To understand why this is happening, we should look at the second central bank of the United States that very few people are aware of, the Federal Home Loan Bank System.
This system was set up by the government in 1932 to promote homeownership and, over the past 90 years, has grown tremendously and has now become a lender of second-to-last resort, serving the interests of giant financial institutions more than homeowners.
The advances that go out to the marketplace from the Federal Home Loan Bank go by the name of ‘advances.' These advances began to go parabolic in 2007, which was prior to the bankruptcy of Lehman Brothers and Bear Stearns, indicating that the GFC tsunami was on its way.
During Covid, advances dropped significantly, but in 2022, it went straight back up. The banks poised to go bust borrow from this system, pretending to obtain cash for mortgages while plugging large holes in their balance sheets.
These troubled banks' first option is always the marketplace, but when it denies their loan applications, they opt to go to the Federal Home Loan Bank System, which is very expensive.
However, there is still a stigma attached to borrowing from the Federal Reserve, the ultimate lender of last resort, which is the equivalent of going to the discount window. If we observe that this lending is going up and hasn't come down, we know that there are banks that cannot access market liquidity or Federal Home Loan Bank System loans.

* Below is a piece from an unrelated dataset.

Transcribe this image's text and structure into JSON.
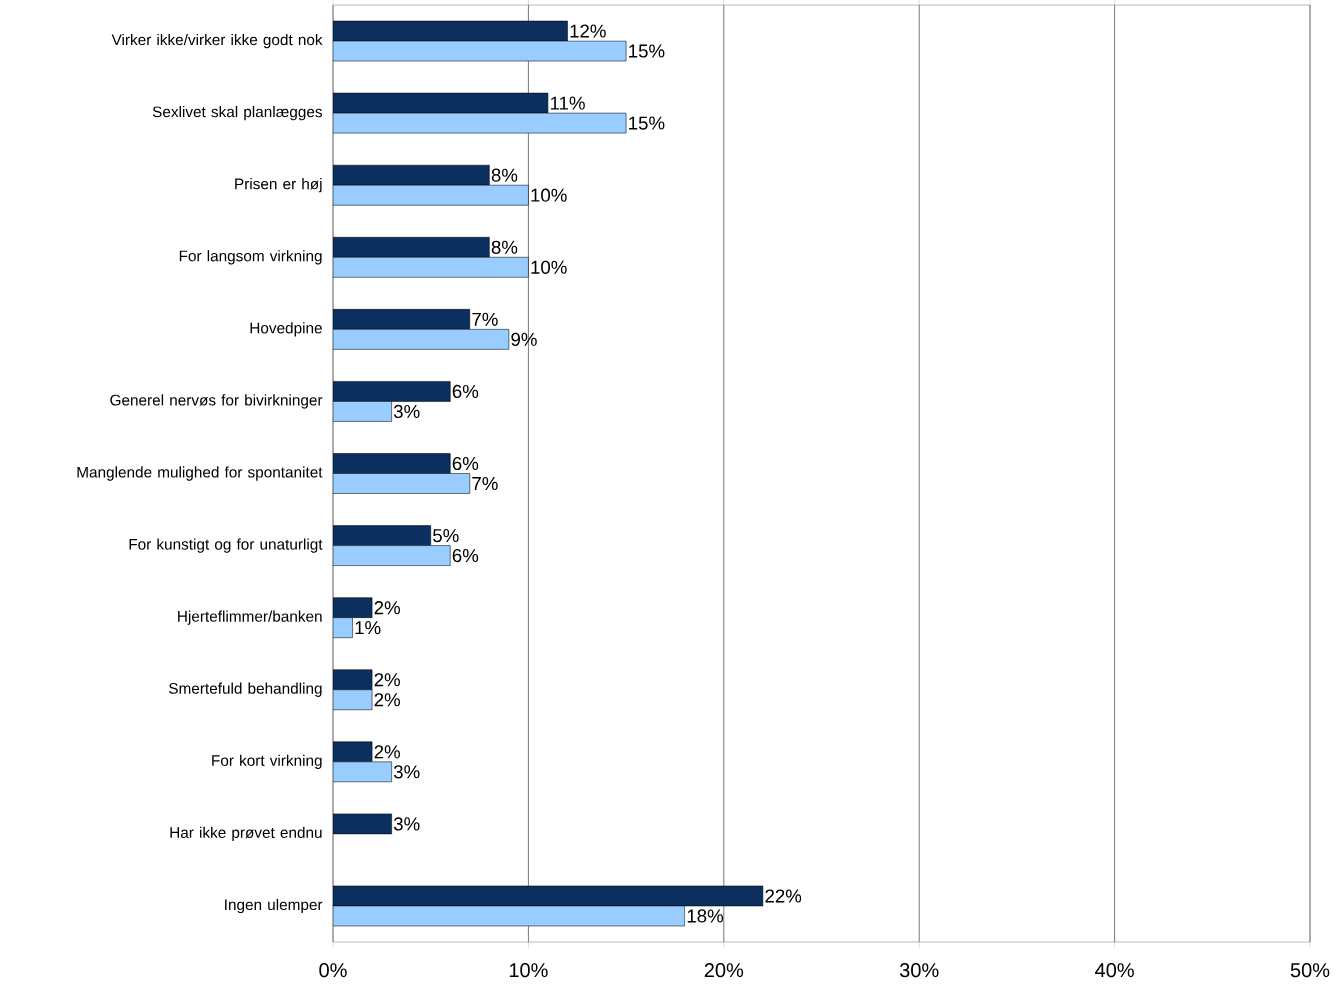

Once we understand the risk waterfall, we can determine how much stress the banking system is under and what the probability is that this banking crisis will continue into the future. We can even predict the crisis's timing to some degree by combining charts of the advances of the Federal Home Loan Bank, the balance on the Federal Reserve's Bank Term Funding Program (BT FP), and the discount window.
Once the latter goes up, we know that the crisis's next wave is imminent, possibly taking us into an environment very similar to or worse than the Great Financial Crisis.
In summary, the banking crisis of 2023 is just the beginning, with a second central bank, from which giant financial institutions are borrowing, becoming the lender of second-to-last resort.
The marketplace is the first go-to place for these troubled banks, but when rejected, they borrow from the Federal Home Loan Bank, which is costly. The stigma attached to borrowing from the Federal Reserve is akin to having a dropped credit score.
By analyzing charts from these institutions, we can predict the timing and severity of the crisis's next wave.